For D'Andrea, studying a rare condition like Fanconi anemia — with an estimated 500 affected families in the U.S. — is doubly rewarding. "I've had the opportunity to get to know many Fanconi families very well," he says. "There's a personal satisfaction in helping them deal with a very serious disease. Part of my hope in studying Fanconi anemia is to cure people by developing novel diagnostic and therapeutic techniques.
"But I'm also interested in answering very fundamental questions about cell biology," D'Andrea adds. "I care about the basic mechanisms of how genes interact and proteins function to help cells grow and divide. What we study in my laboratory applies to normal cell growth as much as it does to cancer growth."
He notes that there's nothing contradictory about these dual interests. Indeed, the two sides reinforce each other. "I understand the science better because I understand many of the clinical aspects of Fanconi anemia. And I understand the clinical medicine better because I understand the science," he observes.

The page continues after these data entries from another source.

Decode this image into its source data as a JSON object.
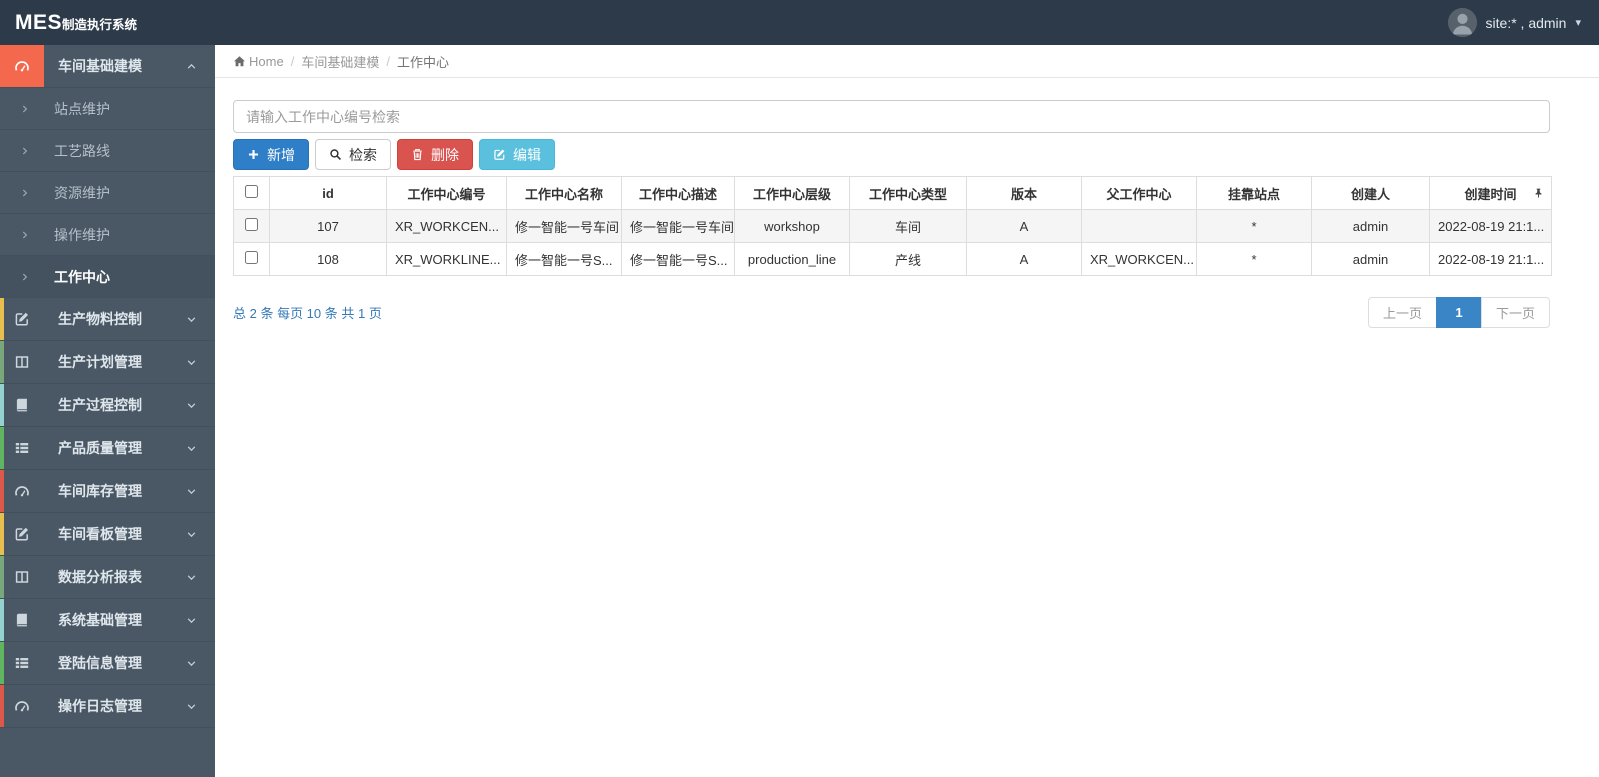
{
  "navbar": {
    "brand_main": "MES",
    "brand_sub": "制造执行系统",
    "user_label": "site:* , admin"
  },
  "breadcrumb": {
    "home": "Home",
    "items": [
      "车间基础建模",
      "工作中心"
    ]
  },
  "sidebar": {
    "active_parent": {
      "label": "车间基础建模",
      "icon": "dashboard-icon"
    },
    "submenu": [
      {
        "label": "站点维护",
        "active": false
      },
      {
        "label": "工艺路线",
        "active": false
      },
      {
        "label": "资源维护",
        "active": false
      },
      {
        "label": "操作维护",
        "active": false
      },
      {
        "label": "工作中心",
        "active": true
      }
    ],
    "items": [
      {
        "label": "生产物料控制",
        "icon": "edit-icon",
        "strip": "#e8bf4e"
      },
      {
        "label": "生产计划管理",
        "icon": "columns-icon",
        "strip": "#79a87b"
      },
      {
        "label": "生产过程控制",
        "icon": "book-icon",
        "strip": "#93d2cf"
      },
      {
        "label": "产品质量管理",
        "icon": "list-icon",
        "strip": "#5fb560"
      },
      {
        "label": "车间库存管理",
        "icon": "dashboard-icon",
        "strip": "#dc584b"
      },
      {
        "label": "车间看板管理",
        "icon": "edit-icon",
        "strip": "#e8bf4e"
      },
      {
        "label": "数据分析报表",
        "icon": "columns-icon",
        "strip": "#79a87b"
      },
      {
        "label": "系统基础管理",
        "icon": "book-icon",
        "strip": "#93d2cf"
      },
      {
        "label": "登陆信息管理",
        "icon": "list-icon",
        "strip": "#5fb560"
      },
      {
        "label": "操作日志管理",
        "icon": "dashboard-icon",
        "strip": "#dc584b"
      }
    ]
  },
  "toolbar": {
    "search_placeholder": "请输入工作中心编号检索",
    "search_value": "",
    "buttons": [
      {
        "name": "add-button",
        "label": "新增",
        "icon": "plus-icon",
        "style": "primary"
      },
      {
        "name": "search-button",
        "label": "检索",
        "icon": "search-icon",
        "style": "default"
      },
      {
        "name": "delete-button",
        "label": "删除",
        "icon": "trash-icon",
        "style": "danger"
      },
      {
        "name": "edit-button",
        "label": "编辑",
        "icon": "pencil-square-icon",
        "style": "info"
      }
    ]
  },
  "table": {
    "columns": [
      "id",
      "工作中心编号",
      "工作中心名称",
      "工作中心描述",
      "工作中心层级",
      "工作中心类型",
      "版本",
      "父工作中心",
      "挂靠站点",
      "创建人",
      "创建时间"
    ],
    "aligns": [
      "center",
      "left",
      "left",
      "left",
      "center",
      "center",
      "center",
      "left",
      "center",
      "center",
      "left"
    ],
    "rows": [
      {
        "checked": false,
        "cells": [
          "107",
          "XR_WORKCEN...",
          "修一智能一号车间",
          "修一智能一号车间",
          "workshop",
          "车间",
          "A",
          "",
          "*",
          "admin",
          "2022-08-19 21:1..."
        ]
      },
      {
        "checked": false,
        "cells": [
          "108",
          "XR_WORKLINE...",
          "修一智能一号S...",
          "修一智能一号S...",
          "production_line",
          "产线",
          "A",
          "XR_WORKCEN...",
          "*",
          "admin",
          "2022-08-19 21:1..."
        ]
      }
    ]
  },
  "pagination": {
    "summary": "总 2 条 每页 10 条 共 1 页",
    "prev": "上一页",
    "page": "1",
    "next": "下一页"
  },
  "colors": {
    "navbar_bg": "#2c3a49",
    "sidebar_bg": "#4a5865",
    "sidebar_active_accent": "#f4684e",
    "primary_button": "#2e7fc7",
    "danger_button": "#d9534f",
    "info_button": "#5bc0de",
    "active_page": "#3a85c6",
    "link_text": "#337ab7"
  }
}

D'Andrea increasingly finds himself invited to speak at conferences of biochemists and cell biologists — basic researchers who may know nothing about the clinical effects of Fanconi anemia. His discovery of a link to BRCA1 also means he's collaborating more frequently with scientists who are studying breast cancer.
"It's an exciting time in science," D'Andrea remarks, "when two fields grow up independently, and a discovery is made that leads investigators in both groups to realize they're working on the same problem."